In its judgement in August, a nine-judge bench decreed that that right to privacy is part of the fundamental rights to life and liberty enshrined in the Constitution.
The judgement by many has been interpreted as a setback to the Aadhar card, under which the government collects vital personal information of the citizens.
"I do believe that the Supreme Court judgement on the privacy matter in accordance with the current timing is a correct judgement. It lays down the correct exceptions which protects Aadhar," Jaitley told students.
"Article 21 reads that no person can be deprived of his right to life and liberty without procedures established by the law. That procedure has to be fair and just," he said.
Jaitley said that some of the judges also went into what would be the exceptions to the law of privacy.
"The first exception they say is national security. The second exception they say is detection and prevention of crime.

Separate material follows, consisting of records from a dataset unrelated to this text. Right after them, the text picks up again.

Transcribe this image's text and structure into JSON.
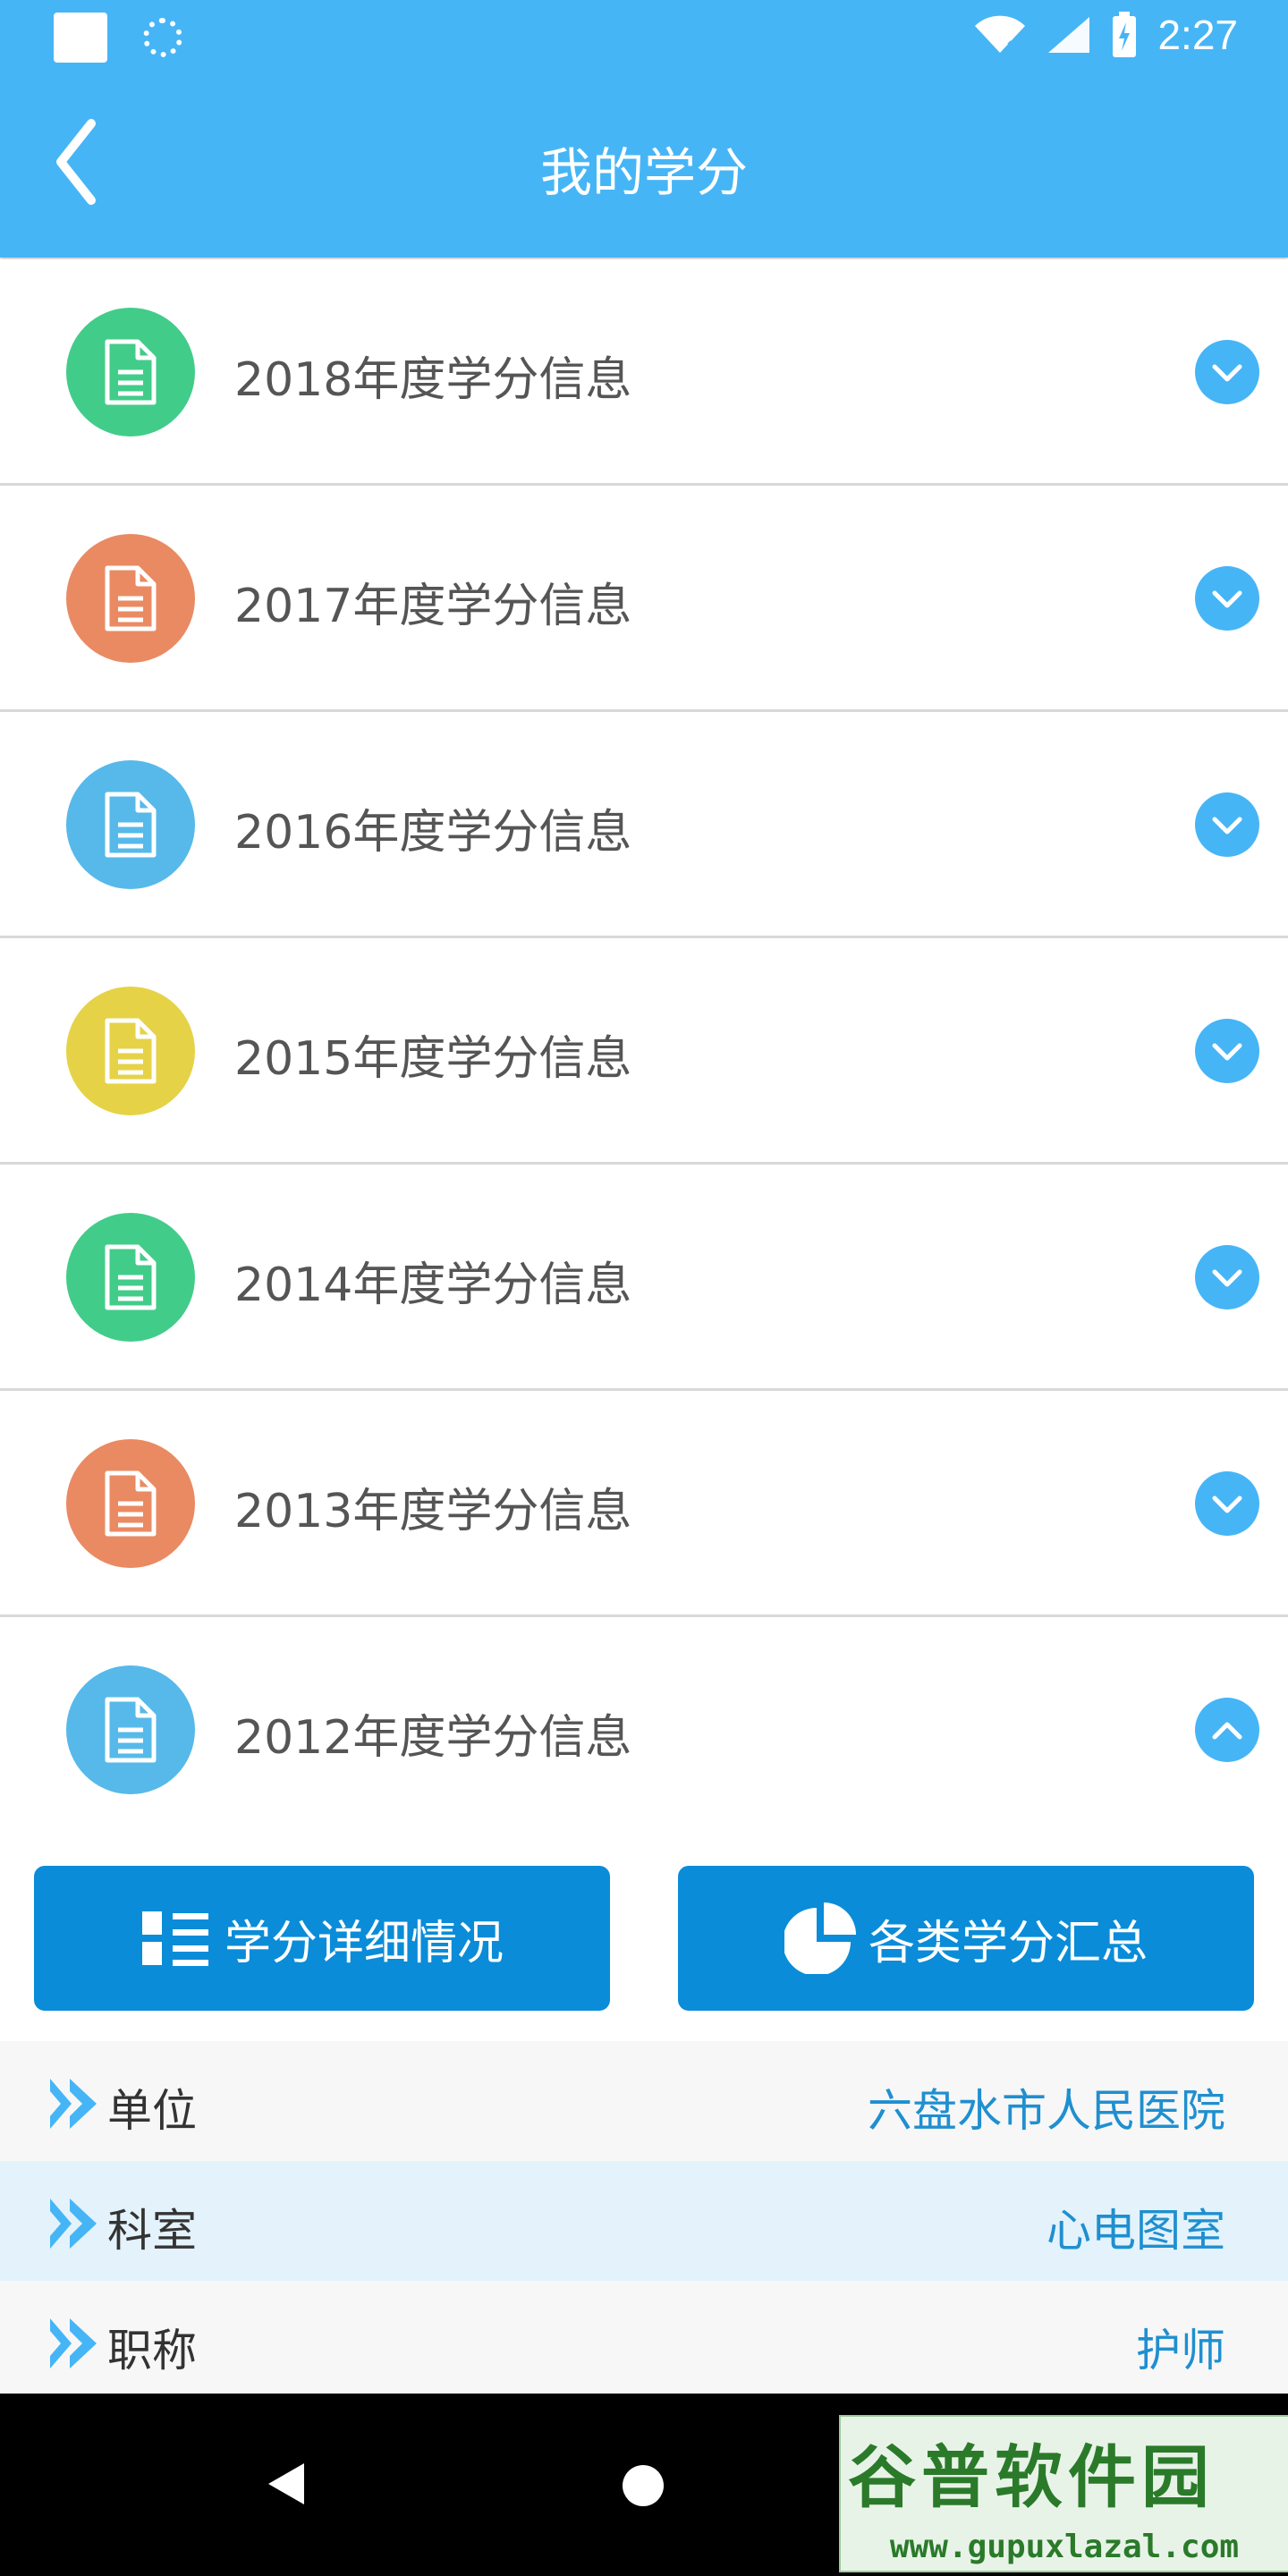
{
  "status_bar": {
    "time": "2:27"
  },
  "header": {
    "title": "我的学分"
  },
  "credit_years": [
    {
      "label": "2018年度学分信息",
      "color": "#42cc8a",
      "expanded": false
    },
    {
      "label": "2017年度学分信息",
      "color": "#ea8a62",
      "expanded": false
    },
    {
      "label": "2016年度学分信息",
      "color": "#56b9ea",
      "expanded": false
    },
    {
      "label": "2015年度学分信息",
      "color": "#e6d246",
      "expanded": false
    },
    {
      "label": "2014年度学分信息",
      "color": "#42cc8a",
      "expanded": false
    },
    {
      "label": "2013年度学分信息",
      "color": "#ea8a62",
      "expanded": false
    },
    {
      "label": "2012年度学分信息",
      "color": "#56b9ea",
      "expanded": true
    }
  ],
  "actions": {
    "detail_label": "学分详细情况",
    "summary_label": "各类学分汇总"
  },
  "info": [
    {
      "label": "单位",
      "value": "六盘水市人民医院"
    },
    {
      "label": "科室",
      "value": "心电图室"
    },
    {
      "label": "职称",
      "value": "护师"
    }
  ],
  "watermark": {
    "title": "谷普软件园",
    "url": "www.gupuxlazal.com"
  },
  "colors": {
    "primary": "#46b5f6",
    "button": "#0a8cd8",
    "value_text": "#1f8fd0"
  }
}
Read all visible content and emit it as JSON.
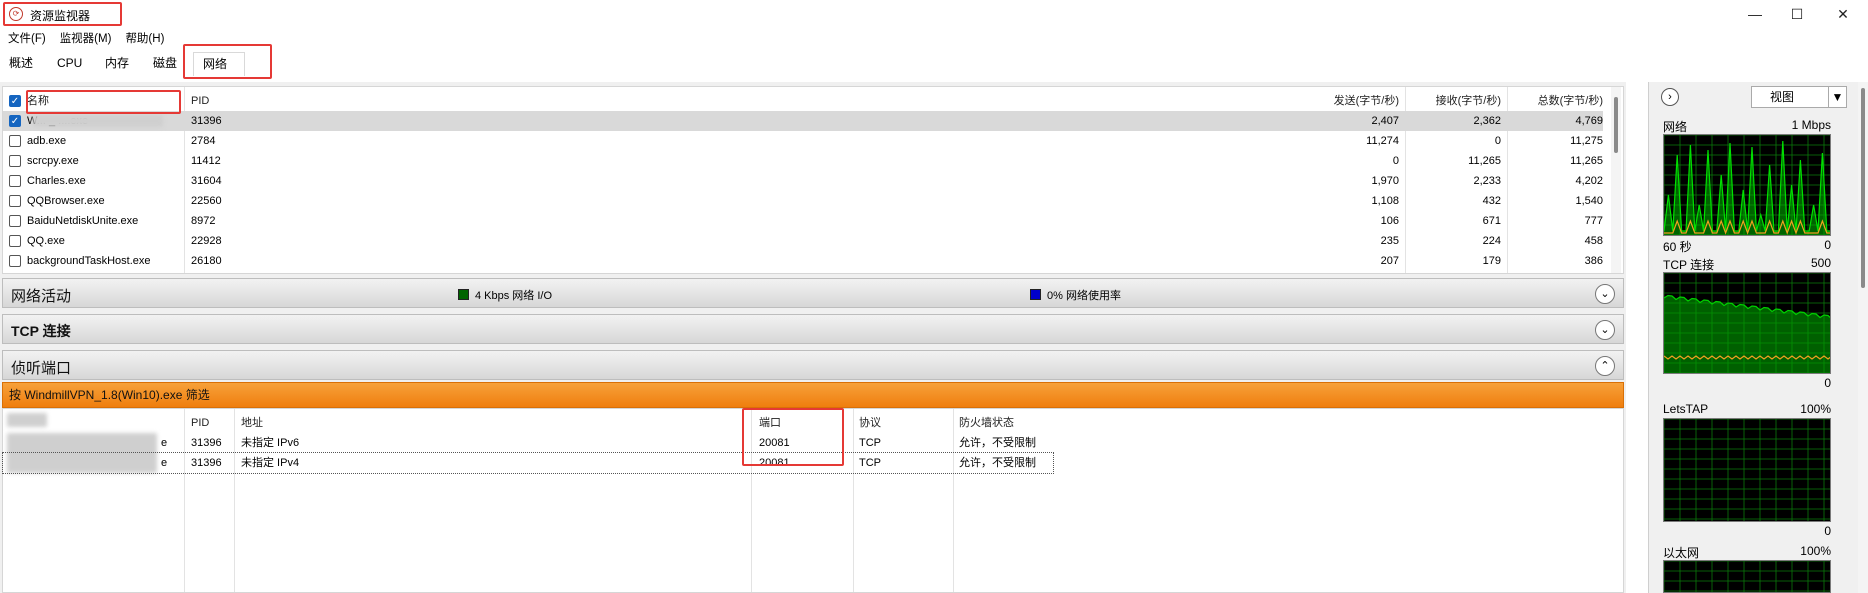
{
  "window": {
    "title": "资源监视器",
    "minimize_icon": "minimize-icon",
    "maximize_icon": "maximize-icon",
    "close_icon": "close-icon"
  },
  "menu": [
    "文件(F)",
    "监视器(M)",
    "帮助(H)"
  ],
  "tabs": [
    "概述",
    "CPU",
    "内存",
    "磁盘",
    "网络"
  ],
  "active_tab": "网络",
  "processes": {
    "headers": {
      "name": "名称",
      "pid": "PID",
      "send": "发送(字节/秒)",
      "recv": "接收(字节/秒)",
      "total": "总数(字节/秒)"
    },
    "rows": [
      {
        "name": "W... _ ....exe",
        "pid": "31396",
        "send": "2,407",
        "recv": "2,362",
        "total": "4,769",
        "checked": true
      },
      {
        "name": "adb.exe",
        "pid": "2784",
        "send": "11,274",
        "recv": "0",
        "total": "11,275",
        "checked": false
      },
      {
        "name": "scrcpy.exe",
        "pid": "11412",
        "send": "0",
        "recv": "11,265",
        "total": "11,265",
        "checked": false
      },
      {
        "name": "Charles.exe",
        "pid": "31604",
        "send": "1,970",
        "recv": "2,233",
        "total": "4,202",
        "checked": false
      },
      {
        "name": "QQBrowser.exe",
        "pid": "22560",
        "send": "1,108",
        "recv": "432",
        "total": "1,540",
        "checked": false
      },
      {
        "name": "BaiduNetdiskUnite.exe",
        "pid": "8972",
        "send": "106",
        "recv": "671",
        "total": "777",
        "checked": false
      },
      {
        "name": "QQ.exe",
        "pid": "22928",
        "send": "235",
        "recv": "224",
        "total": "458",
        "checked": false
      },
      {
        "name": "backgroundTaskHost.exe",
        "pid": "26180",
        "send": "207",
        "recv": "179",
        "total": "386",
        "checked": false
      }
    ]
  },
  "sections": {
    "network_activity": {
      "title": "网络活动",
      "io_label": "4 Kbps 网络 I/O",
      "io_color": "#006400",
      "usage_label": "0% 网络使用率",
      "usage_color": "#0000cc"
    },
    "tcp": {
      "title": "TCP 连接"
    },
    "listening": {
      "title": "侦听端口"
    }
  },
  "filter_text": "按 WindmillVPN_1.8(Win10).exe 筛选",
  "ports": {
    "headers": {
      "name": "名称",
      "pid": "PID",
      "address": "地址",
      "port": "端口",
      "protocol": "协议",
      "firewall": "防火墙状态"
    },
    "rows": [
      {
        "name_suffix": "e",
        "pid": "31396",
        "address": "未指定 IPv6",
        "port": "20081",
        "protocol": "TCP",
        "firewall": "允许，不受限制"
      },
      {
        "name_suffix": "e",
        "pid": "31396",
        "address": "未指定 IPv4",
        "port": "20081",
        "protocol": "TCP",
        "firewall": "允许，不受限制"
      }
    ]
  },
  "side_panel": {
    "view_button": "视图",
    "graphs": [
      {
        "title": "网络",
        "value": "1 Mbps",
        "bottom_left": "60 秒",
        "bottom_right": "0"
      },
      {
        "title": "TCP 连接",
        "value": "500",
        "bottom_right": "0"
      },
      {
        "title": "LetsTAP",
        "value": "100%",
        "bottom_right": "0"
      },
      {
        "title": "以太网",
        "value": "100%"
      }
    ]
  }
}
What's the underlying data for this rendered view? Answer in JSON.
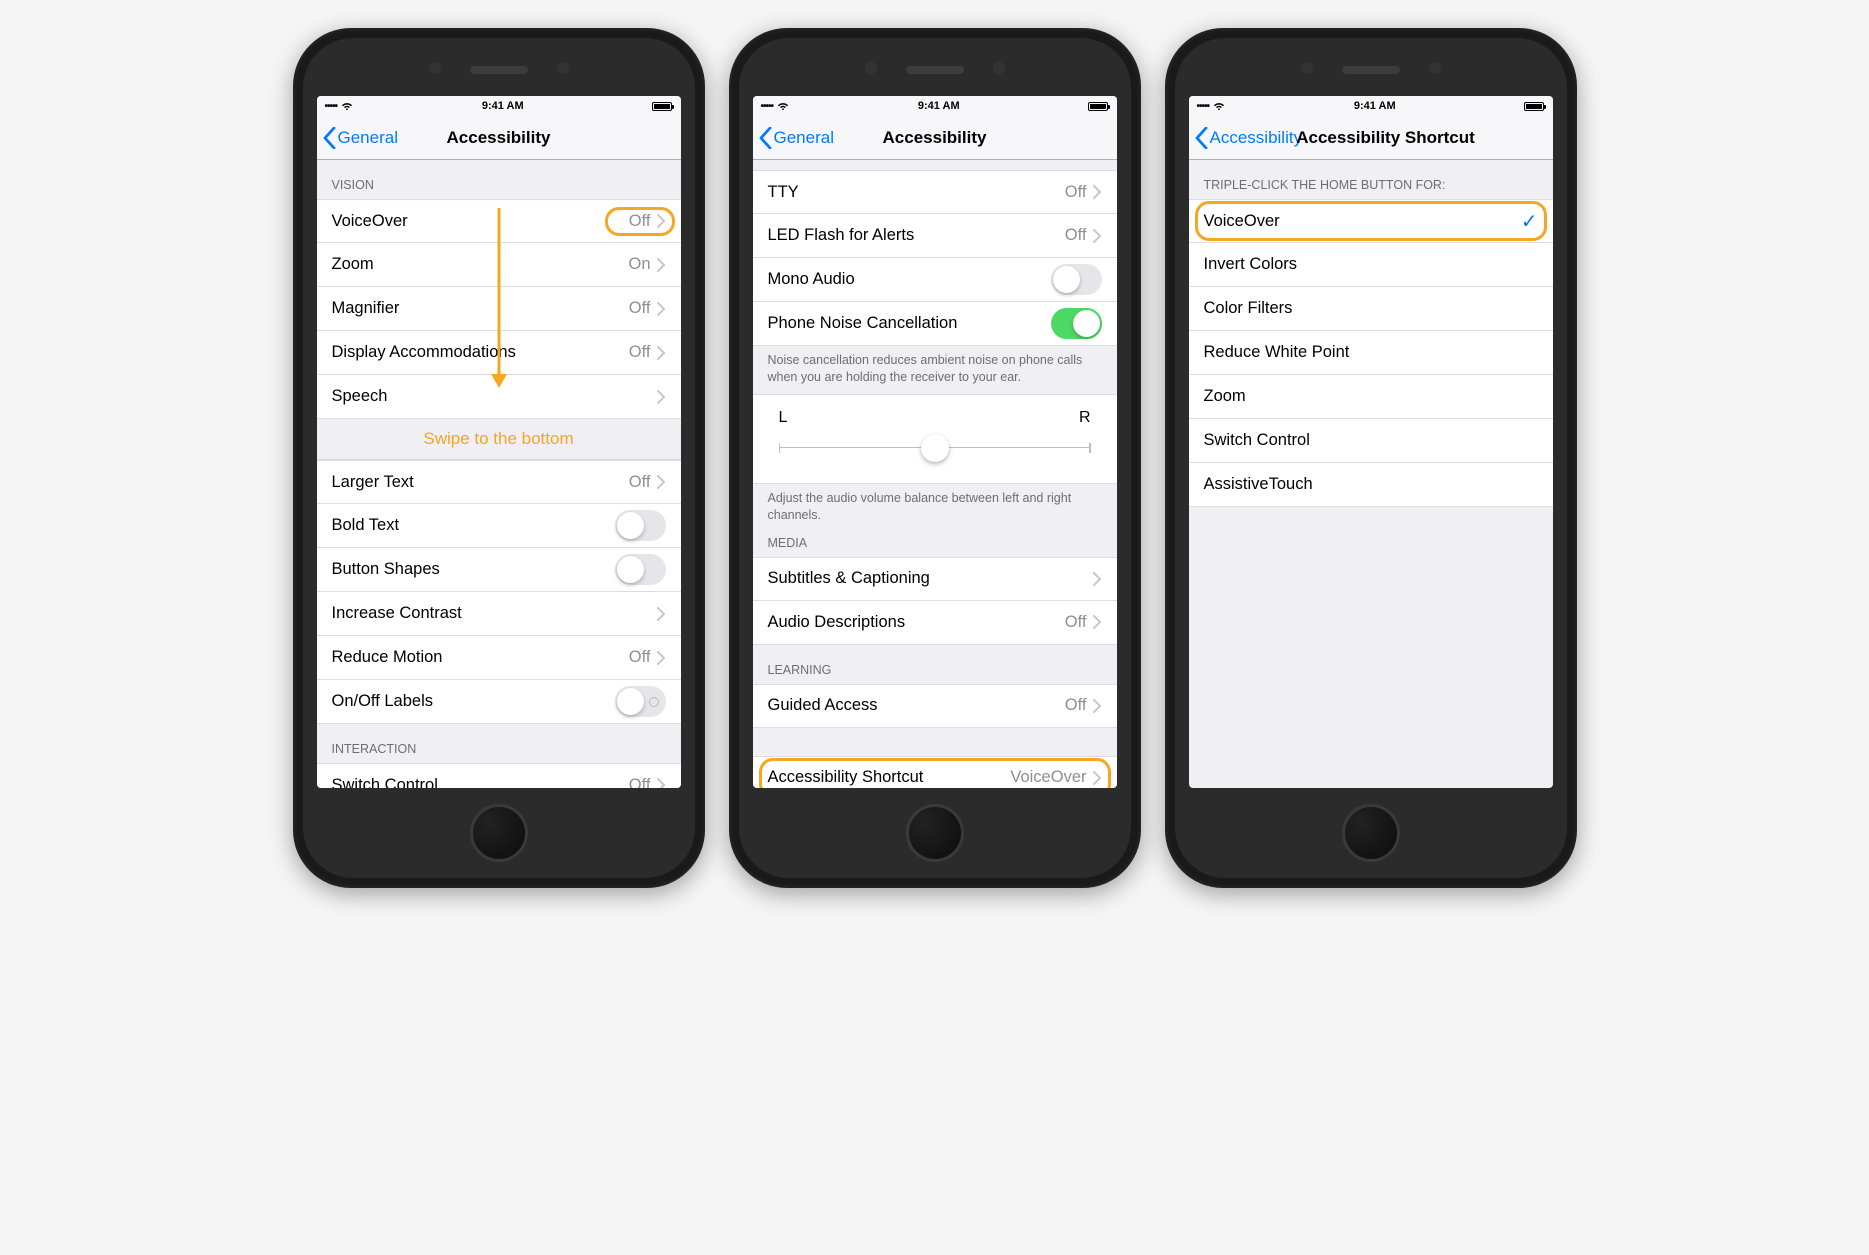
{
  "status": {
    "signal": "•••••",
    "time": "9:41 AM"
  },
  "phone1": {
    "back": "General",
    "title": "Accessibility",
    "swipe_note": "Swipe to the bottom",
    "section_vision": "VISION",
    "section_interaction": "INTERACTION",
    "rows": {
      "voiceover": {
        "label": "VoiceOver",
        "value": "Off"
      },
      "zoom": {
        "label": "Zoom",
        "value": "On"
      },
      "magnifier": {
        "label": "Magnifier",
        "value": "Off"
      },
      "display_acc": {
        "label": "Display Accommodations",
        "value": "Off"
      },
      "speech": {
        "label": "Speech"
      },
      "larger_text": {
        "label": "Larger Text",
        "value": "Off"
      },
      "bold_text": {
        "label": "Bold Text"
      },
      "button_shapes": {
        "label": "Button Shapes"
      },
      "increase_contrast": {
        "label": "Increase Contrast"
      },
      "reduce_motion": {
        "label": "Reduce Motion",
        "value": "Off"
      },
      "onoff_labels": {
        "label": "On/Off Labels"
      },
      "switch_control": {
        "label": "Switch Control",
        "value": "Off"
      }
    }
  },
  "phone2": {
    "back": "General",
    "title": "Accessibility",
    "section_media": "MEDIA",
    "section_learning": "LEARNING",
    "noise_footer": "Noise cancellation reduces ambient noise on phone calls when you are holding the receiver to your ear.",
    "slider_footer": "Adjust the audio volume balance between left and right channels.",
    "slider": {
      "left": "L",
      "right": "R",
      "value": 50
    },
    "rows": {
      "tty": {
        "label": "TTY",
        "value": "Off"
      },
      "led": {
        "label": "LED Flash for Alerts",
        "value": "Off"
      },
      "mono": {
        "label": "Mono Audio"
      },
      "noise": {
        "label": "Phone Noise Cancellation"
      },
      "subtitles": {
        "label": "Subtitles & Captioning"
      },
      "audio_desc": {
        "label": "Audio Descriptions",
        "value": "Off"
      },
      "guided": {
        "label": "Guided Access",
        "value": "Off"
      },
      "shortcut": {
        "label": "Accessibility Shortcut",
        "value": "VoiceOver"
      }
    }
  },
  "phone3": {
    "back": "Accessibility",
    "title": "Accessibility Shortcut",
    "section_header": "TRIPLE-CLICK THE HOME BUTTON FOR:",
    "options": {
      "voiceover": "VoiceOver",
      "invert": "Invert Colors",
      "filters": "Color Filters",
      "reduce_white": "Reduce White Point",
      "zoom": "Zoom",
      "switch": "Switch Control",
      "assistive": "AssistiveTouch"
    }
  }
}
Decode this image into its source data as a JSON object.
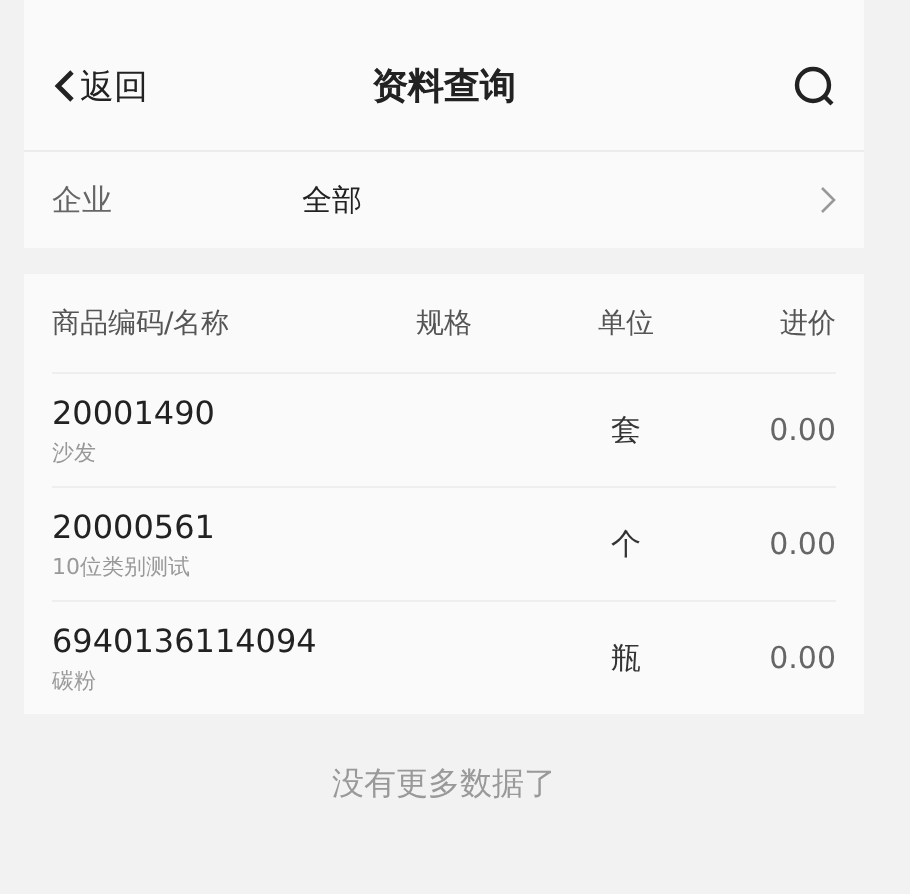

And the third exception judges say is distribution of socio-economic benefits," he said.
He said the third exception had been carved out specifically to protect Aadhar.
"For instance, nobody can see that I spent Rs 1 crore in cash and you cant ask me the source, because it violates my privacy...So I think, these exception have been well brought out in the judgement itself," he said.
There is a chapter in the Aadhar law, which in detail deals with privacy, Jaitley said, adding the chapter deals in privacy the manner in which data is to be protected, the consequences of violation, the fact that that can be made public even with one own consent.
"So all those safeguard provisions have been brought into the law," he asserted.